I am new to TensorFlow and neural networks. I am trying to build a neural network that can classify images in the CIFAR-10 dataset.
Here is my code:
import tensorflow as tf
import pickle
import numpy as np
import random
image_size= 32*32*3 # because 3 channels
n_classes = 10
lay1_size = 50
batch_size = 100
def unpickle(filename):
with open(filename,'rb') as f:
data = pickle.load(f, encoding='latin1')
x = data['data']
y = data['labels']
# shuffle the data
z = list(zip(x,y))
random.shuffle(z)
x, y = zip(*z)
x = x[:batch_size]
y = y[:batch_size]
# covert decimals to one hot arrays
y = np.eye(n_classes)[[y]]
return x, y
# set up network
def add_layer(inputs, in_size, out_size, activation_function=None):
W = tf.Variable(tf.random_normal([in_size, out_size]), dtype=tf.float32)
b = tf.Variable(tf.zeros([1,out_size]) + 0.1, dtype=tf.float32)
Wx_plus_b = tf.matmul(inputs, W) + b
if activation_function is None:
output = Wx_plus_b
else:
output = activation_function(Wx_plus_b)
return output
def compute_accuracy(v_xs, v_ys):
global prediction
y_pre = sess.run(prediction, feed_dict={xs:v_xs})
correct_prediction = tf.equal(tf.argmax(y_pre,1), tf.argmax(v_ys, 1))
accuracy = tf.reduce_mean(tf.cast(correct_prediction, tf.float32))

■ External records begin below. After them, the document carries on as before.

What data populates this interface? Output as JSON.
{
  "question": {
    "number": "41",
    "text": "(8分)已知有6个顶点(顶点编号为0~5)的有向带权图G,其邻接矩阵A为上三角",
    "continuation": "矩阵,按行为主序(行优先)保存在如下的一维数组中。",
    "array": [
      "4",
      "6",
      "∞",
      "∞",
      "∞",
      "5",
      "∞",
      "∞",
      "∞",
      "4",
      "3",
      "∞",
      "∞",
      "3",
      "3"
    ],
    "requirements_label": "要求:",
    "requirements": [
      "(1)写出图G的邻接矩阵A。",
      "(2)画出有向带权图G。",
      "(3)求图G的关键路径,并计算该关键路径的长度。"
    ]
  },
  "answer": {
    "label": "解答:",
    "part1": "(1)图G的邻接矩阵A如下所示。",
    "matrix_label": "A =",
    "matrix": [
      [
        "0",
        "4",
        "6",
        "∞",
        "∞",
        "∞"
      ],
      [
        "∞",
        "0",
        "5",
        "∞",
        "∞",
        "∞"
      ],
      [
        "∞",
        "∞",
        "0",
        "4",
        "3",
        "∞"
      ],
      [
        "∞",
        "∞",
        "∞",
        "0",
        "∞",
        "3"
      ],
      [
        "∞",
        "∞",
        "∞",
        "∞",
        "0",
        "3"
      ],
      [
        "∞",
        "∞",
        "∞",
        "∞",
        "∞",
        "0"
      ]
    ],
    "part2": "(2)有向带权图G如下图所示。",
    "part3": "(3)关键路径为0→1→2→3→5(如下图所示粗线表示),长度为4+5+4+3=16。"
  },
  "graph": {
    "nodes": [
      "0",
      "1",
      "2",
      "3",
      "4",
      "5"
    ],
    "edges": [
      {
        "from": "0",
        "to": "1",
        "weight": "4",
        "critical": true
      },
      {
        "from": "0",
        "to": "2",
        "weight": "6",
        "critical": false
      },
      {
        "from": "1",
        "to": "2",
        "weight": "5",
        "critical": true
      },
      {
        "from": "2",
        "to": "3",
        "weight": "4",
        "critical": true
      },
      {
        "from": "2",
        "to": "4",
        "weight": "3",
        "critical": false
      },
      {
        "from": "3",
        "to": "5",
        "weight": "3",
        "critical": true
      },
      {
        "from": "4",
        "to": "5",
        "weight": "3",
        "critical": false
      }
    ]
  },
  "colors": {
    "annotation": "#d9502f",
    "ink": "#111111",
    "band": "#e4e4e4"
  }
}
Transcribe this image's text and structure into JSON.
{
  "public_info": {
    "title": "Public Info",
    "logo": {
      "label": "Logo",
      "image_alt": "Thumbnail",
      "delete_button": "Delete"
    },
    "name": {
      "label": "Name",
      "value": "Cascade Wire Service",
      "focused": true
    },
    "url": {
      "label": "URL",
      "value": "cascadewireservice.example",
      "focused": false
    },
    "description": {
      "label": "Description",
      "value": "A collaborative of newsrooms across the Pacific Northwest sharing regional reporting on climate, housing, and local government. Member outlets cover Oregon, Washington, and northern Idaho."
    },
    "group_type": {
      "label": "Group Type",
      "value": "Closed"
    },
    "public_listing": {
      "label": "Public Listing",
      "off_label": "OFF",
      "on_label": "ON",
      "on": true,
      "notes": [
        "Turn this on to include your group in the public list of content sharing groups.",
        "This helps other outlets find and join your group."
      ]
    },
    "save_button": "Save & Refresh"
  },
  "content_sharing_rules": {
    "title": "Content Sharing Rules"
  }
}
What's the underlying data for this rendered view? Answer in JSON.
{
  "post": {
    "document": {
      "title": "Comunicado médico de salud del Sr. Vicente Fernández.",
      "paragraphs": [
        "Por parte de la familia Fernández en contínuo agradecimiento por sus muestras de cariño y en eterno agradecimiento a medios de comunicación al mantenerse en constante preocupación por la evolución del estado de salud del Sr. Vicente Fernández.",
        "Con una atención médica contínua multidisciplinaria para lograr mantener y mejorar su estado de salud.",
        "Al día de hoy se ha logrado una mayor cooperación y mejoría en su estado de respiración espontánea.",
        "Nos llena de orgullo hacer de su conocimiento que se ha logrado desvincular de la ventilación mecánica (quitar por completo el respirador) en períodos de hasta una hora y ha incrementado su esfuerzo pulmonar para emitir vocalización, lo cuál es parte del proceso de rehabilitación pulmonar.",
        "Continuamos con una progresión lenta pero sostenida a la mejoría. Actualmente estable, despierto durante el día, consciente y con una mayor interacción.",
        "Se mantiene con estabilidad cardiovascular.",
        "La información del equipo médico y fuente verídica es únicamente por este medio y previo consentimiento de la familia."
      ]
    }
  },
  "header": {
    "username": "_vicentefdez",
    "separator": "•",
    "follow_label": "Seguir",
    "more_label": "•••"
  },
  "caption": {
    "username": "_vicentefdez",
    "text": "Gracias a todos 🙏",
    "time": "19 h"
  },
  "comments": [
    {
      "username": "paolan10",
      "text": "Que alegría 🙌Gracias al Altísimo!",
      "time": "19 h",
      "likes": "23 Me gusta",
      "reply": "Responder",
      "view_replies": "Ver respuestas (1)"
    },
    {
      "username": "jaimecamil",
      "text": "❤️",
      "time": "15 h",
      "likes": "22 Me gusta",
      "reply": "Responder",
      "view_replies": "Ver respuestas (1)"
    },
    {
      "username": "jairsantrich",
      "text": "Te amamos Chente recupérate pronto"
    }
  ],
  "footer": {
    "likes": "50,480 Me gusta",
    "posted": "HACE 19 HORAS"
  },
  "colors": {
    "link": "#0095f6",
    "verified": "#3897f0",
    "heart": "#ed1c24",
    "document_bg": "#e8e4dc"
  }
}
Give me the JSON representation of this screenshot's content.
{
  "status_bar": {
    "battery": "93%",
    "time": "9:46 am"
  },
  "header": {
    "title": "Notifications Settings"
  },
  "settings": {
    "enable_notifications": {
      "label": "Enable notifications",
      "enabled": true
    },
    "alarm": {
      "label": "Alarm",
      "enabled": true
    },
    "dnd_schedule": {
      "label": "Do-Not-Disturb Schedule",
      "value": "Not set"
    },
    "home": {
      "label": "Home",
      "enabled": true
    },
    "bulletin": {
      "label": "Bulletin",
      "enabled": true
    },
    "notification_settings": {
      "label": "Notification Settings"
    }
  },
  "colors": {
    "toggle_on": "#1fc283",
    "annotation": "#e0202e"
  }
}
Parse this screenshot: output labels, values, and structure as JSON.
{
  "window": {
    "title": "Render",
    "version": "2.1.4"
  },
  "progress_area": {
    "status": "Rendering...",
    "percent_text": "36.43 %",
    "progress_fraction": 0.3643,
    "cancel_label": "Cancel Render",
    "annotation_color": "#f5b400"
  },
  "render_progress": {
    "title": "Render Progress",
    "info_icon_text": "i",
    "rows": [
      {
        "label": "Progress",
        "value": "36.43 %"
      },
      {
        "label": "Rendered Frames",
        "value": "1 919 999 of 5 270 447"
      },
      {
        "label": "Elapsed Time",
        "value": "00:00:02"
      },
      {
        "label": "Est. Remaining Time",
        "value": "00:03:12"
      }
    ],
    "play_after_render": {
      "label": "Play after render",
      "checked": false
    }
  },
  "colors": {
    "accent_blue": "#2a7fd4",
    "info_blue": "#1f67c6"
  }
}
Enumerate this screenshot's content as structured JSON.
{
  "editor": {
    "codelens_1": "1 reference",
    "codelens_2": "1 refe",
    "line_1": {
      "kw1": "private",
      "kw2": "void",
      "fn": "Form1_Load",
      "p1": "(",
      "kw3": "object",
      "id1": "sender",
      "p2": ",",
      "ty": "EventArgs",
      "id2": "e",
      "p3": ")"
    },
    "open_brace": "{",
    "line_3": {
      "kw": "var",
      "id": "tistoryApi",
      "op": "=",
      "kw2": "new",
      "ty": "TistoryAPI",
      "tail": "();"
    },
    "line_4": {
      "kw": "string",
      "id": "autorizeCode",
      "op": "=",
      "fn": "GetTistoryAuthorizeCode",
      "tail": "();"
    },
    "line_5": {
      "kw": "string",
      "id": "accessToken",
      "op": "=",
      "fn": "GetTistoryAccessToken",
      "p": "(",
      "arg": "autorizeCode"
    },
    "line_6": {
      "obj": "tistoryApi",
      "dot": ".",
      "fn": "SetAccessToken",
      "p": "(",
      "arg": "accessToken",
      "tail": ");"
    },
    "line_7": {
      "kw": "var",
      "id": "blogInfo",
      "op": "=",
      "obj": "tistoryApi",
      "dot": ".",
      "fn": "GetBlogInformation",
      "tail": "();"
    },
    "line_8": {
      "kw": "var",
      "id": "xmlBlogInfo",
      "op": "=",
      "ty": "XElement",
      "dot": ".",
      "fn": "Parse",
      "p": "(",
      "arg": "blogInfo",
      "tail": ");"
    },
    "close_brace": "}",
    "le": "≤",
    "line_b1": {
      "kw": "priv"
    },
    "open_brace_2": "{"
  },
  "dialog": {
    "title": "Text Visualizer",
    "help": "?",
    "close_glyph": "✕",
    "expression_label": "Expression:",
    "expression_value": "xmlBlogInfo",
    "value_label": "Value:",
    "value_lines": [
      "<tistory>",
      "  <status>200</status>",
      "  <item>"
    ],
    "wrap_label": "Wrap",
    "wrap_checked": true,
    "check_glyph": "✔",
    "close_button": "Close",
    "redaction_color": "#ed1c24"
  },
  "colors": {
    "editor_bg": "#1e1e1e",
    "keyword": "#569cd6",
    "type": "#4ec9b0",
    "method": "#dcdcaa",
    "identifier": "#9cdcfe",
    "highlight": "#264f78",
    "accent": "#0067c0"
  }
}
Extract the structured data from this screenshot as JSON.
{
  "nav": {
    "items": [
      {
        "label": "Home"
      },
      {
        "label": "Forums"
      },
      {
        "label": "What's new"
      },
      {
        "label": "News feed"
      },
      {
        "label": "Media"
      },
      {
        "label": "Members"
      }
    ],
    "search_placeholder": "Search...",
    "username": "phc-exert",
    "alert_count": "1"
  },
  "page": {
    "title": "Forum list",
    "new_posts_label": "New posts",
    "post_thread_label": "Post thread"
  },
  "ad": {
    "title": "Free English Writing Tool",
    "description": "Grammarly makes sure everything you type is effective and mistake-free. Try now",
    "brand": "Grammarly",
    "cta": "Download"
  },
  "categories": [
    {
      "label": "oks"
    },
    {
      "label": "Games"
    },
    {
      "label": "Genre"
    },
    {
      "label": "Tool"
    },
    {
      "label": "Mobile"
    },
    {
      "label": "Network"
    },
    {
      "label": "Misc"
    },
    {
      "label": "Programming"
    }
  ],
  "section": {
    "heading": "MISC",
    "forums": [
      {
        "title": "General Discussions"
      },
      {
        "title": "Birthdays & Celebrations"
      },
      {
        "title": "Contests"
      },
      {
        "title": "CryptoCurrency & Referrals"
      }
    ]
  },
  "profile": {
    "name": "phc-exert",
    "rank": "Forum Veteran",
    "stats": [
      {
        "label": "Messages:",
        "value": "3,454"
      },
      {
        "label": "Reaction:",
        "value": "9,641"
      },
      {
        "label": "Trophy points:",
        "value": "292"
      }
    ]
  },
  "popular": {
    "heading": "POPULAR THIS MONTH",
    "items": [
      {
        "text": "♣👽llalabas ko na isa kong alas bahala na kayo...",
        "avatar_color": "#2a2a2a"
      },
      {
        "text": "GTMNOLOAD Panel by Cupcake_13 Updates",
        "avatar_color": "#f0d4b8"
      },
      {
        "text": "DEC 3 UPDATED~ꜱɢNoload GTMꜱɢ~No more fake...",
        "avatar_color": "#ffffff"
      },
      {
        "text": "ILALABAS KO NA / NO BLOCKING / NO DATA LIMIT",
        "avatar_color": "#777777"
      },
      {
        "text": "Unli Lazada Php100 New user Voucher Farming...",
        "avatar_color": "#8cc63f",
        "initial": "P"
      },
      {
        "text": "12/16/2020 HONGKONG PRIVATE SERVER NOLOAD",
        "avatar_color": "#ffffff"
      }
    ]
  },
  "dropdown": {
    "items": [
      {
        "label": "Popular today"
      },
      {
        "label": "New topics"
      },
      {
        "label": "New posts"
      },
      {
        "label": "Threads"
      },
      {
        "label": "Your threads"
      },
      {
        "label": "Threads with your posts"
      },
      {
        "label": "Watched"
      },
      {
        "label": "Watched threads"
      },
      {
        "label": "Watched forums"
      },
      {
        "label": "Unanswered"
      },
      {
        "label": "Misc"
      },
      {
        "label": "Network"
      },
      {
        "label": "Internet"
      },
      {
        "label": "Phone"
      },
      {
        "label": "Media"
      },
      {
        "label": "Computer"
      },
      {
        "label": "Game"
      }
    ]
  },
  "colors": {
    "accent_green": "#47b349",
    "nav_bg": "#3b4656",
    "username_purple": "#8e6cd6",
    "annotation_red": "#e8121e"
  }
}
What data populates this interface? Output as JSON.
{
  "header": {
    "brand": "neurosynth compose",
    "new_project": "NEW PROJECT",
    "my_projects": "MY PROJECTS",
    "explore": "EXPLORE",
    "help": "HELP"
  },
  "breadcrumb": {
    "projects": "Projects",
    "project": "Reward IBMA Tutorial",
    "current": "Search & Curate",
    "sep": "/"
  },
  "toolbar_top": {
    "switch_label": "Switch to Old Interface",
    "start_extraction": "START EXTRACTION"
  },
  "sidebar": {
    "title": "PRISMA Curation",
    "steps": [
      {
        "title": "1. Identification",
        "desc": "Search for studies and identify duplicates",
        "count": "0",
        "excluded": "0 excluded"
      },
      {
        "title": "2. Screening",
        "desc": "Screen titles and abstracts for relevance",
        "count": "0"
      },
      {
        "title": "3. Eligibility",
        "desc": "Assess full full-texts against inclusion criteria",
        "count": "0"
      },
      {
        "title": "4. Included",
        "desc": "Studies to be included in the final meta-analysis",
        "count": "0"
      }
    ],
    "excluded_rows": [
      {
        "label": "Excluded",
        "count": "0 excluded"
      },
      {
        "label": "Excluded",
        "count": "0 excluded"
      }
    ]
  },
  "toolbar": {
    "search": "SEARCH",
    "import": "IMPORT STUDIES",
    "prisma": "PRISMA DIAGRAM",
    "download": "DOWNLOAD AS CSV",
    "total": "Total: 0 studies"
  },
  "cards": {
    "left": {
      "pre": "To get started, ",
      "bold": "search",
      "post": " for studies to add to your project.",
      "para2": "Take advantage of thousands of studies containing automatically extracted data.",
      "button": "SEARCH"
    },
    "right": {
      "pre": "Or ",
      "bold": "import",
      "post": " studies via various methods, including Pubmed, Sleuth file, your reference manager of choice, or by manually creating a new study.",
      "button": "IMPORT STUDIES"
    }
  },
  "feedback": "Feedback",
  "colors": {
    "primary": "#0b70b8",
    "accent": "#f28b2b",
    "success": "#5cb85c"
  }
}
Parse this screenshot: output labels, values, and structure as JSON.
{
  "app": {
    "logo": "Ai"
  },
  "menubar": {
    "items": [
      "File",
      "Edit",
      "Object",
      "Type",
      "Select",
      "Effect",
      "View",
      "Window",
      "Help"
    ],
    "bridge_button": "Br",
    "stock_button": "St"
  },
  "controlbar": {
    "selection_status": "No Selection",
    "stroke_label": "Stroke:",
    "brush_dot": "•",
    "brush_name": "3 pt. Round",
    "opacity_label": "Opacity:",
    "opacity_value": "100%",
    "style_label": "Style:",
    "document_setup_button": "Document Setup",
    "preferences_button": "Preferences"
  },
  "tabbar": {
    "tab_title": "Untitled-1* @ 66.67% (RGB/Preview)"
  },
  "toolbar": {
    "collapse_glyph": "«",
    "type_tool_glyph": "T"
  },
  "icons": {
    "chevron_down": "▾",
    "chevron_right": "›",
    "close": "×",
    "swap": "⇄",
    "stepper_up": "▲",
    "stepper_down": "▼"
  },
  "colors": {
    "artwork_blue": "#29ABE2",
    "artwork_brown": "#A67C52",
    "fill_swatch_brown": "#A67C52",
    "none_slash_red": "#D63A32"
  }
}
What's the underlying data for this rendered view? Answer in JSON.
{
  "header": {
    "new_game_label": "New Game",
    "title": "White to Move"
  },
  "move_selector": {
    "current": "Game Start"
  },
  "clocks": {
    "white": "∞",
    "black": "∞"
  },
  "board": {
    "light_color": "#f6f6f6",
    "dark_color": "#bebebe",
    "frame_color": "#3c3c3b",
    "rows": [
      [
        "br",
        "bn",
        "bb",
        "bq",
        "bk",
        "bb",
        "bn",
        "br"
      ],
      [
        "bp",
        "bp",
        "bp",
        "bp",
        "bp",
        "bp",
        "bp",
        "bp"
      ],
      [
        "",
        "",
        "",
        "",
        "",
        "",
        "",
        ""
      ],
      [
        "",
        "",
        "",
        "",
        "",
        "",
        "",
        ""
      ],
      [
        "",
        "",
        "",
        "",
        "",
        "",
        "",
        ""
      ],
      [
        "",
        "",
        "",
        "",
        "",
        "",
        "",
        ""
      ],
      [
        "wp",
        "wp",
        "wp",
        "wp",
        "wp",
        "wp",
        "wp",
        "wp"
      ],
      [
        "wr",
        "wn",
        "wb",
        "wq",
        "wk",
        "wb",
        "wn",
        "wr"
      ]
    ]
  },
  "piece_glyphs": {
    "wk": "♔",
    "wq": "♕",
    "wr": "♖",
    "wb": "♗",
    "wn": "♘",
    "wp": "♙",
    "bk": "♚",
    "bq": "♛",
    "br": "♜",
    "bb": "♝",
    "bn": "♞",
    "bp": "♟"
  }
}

result = sess.run(accuracy, feed_dict={xs:v_xs, ys:v_ys})
return result
xs = tf.placeholder(tf.float32, [None,image_size])
ys = tf.placeholder(tf.float32)
lay1 = add_layer(xs, image_size, lay1_size, activation_function=tf.nn.tanh)
lay2 = add_layer(lay1, lay1_size, lay1_size, activation_function=tf.nn.tanh)
prediction = add_layer(lay2, lay1_size, n_classes, activation_function=tf.nn.softmax)
cross_entropy = tf.reduce_mean(-tf.reduce_sum(ys*tf.log(prediction), reduction_indices=[1]))
train_step = tf.train.GradientDescentOptimizer(0.5).minimize(cross_entropy)
#train_step = tf.train.AdamOptimizer(1e-4).minimize(cross_entropy)
# run network
sess = tf.Session()
sess.run(tf.initialize_all_variables())
x_test, y_test = unpickle('test_batch')
for i in range(1000):
x_train, y_train = unpickle('data_batch_1')
sess.run(train_step, feed_dict={xs:x_train,ys:y_train})
if i % 50 == 0:
print(compute_accuracy(x_test, y_test))
sess.close()
I am using two hidden layers with 50 nodes in each layer. I am running 1,000 cycles, where in each cycle I shuffle data in the dataset and pick the first 100 images of that shuffle to train on.
I am consistently getting ~0.1 accuracy, the machine is not learning at all.
When I modify the code to use the MNIST dataset instead of the CIFAR-10 dataset I get ~0.87 accuracy.
I took code from an MNIST tutorial and am trying to modify it to classify CIFAR-10 data.
I can't figure out what's wrong here. How do I get my algorithm to learn?